EQ Lab develops a variety of different products on multiple blockchain platforms. Among others, there is am EVM-based decentralized lending protocol that allows users to take up to 20x leveraged long and short positions on crypto assets across different DEX-es and AMMs. In this article we will explore how this product utilizes binary heaps to handle margin calls.
The protocol is comprised of liquidity pools. Each pool consists of a quote asset (stablecoin) and a base asset (risk asset). For each pool there is a corresponding AMM pool where quote and base assets can be exchanged. Lending pools allow to deposit base or quote asset, go long or short (borrow the other asset with up to 20x leverage), withdraw base or quote asset, and close long/short positions.
Four indexes are calculated for each pool. They are baseCollateralCoeff, baseDebtCoeff, quoteCollateralCoeff, quoteDebtCoeff. These are used to determine interest rates.
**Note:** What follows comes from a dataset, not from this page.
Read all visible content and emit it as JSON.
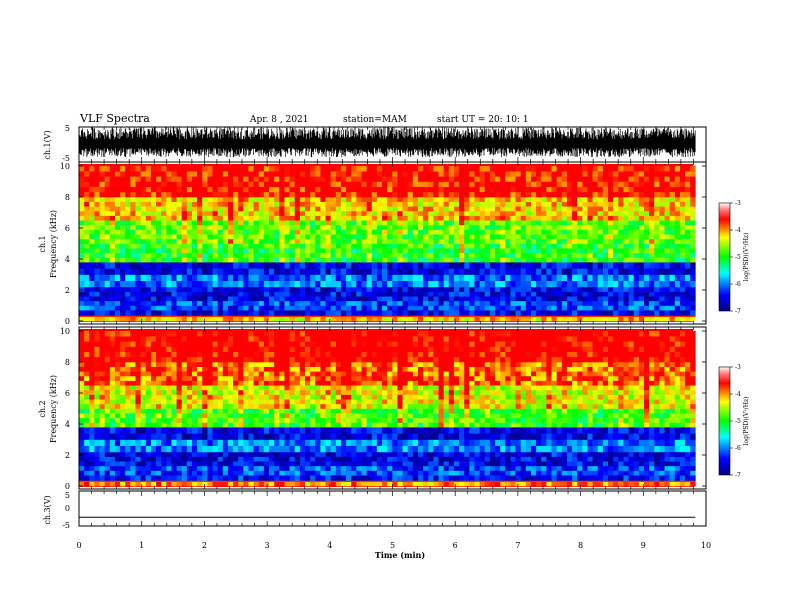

There are three types of positions: Lend, Long, and Short When a user creates any of these positions a discounted balance is stored instead of the “real” balance. This is how it is calculated:
discountedBalance = realBalance / coeff
There are separate coefficients for Lend, Long and Short positions. For example if a Lend position is created by depositing quote asset the following calculation applies:
discountedQuoteAmount = realAmount / quoteCollateralCoeff
The calculation for Short and Long positions is as follows:
discountedBaseAmount = realAmount / quoteDebtCoeff
Short and Long positions are then stored in two separate collections. They are sorted in descending order of debtAmount/collateralAmount. For short positions this is calculated as baseAmount/quoteAmount, and for long positions the calculation is quoteAmount/baseAmount.
These sorted positions are stored in a Max binary heap.
Any user action that changes a position’s quoteAmount/baseAmount ratio triggers a recalculation of the binary heap such that the first element is always the riskiest position.
Interest rates are scaled proportionally to asset volatility and leverage. Total long leverage and total short leverage is calculated for each pool. Users who take up long or short positions pay interest fees to collateral providers. Fee accrual is done by changing baseCollateralCoeff, quoteCollateralCoeff coefficients. Fee write-off occurs by modifying the baseDebtCoeff and quoteDebtCoeff.
User action triggers a heap check of long and short positions leverages. Leverage is calculated for the riskiest position (heap root). It is then compared to the max leverage pool parameter. If the position’s leverage exceeds max leverage, the position is liquidated. In this case collateral is swapped and used to cover liabilities. The rest is then distributed between lenders. If there is not enough collateral to settle, the lenders cover the difference. These actions are performed by modifying baseCollateralCoeff or quoteCollateralCoeff. This way individual balances don’t need to be changed.
This design allows to run an automated liquidator as well as potentially implement no-liquidation systems in future versions of the protocol. It is more capital efficient compared to designs that implement collateral, debt and balances positions for each user because liquidity can be reused: the same capital can be used to go both long and short simultaneously. This could ultimately result in a superior product and user experience.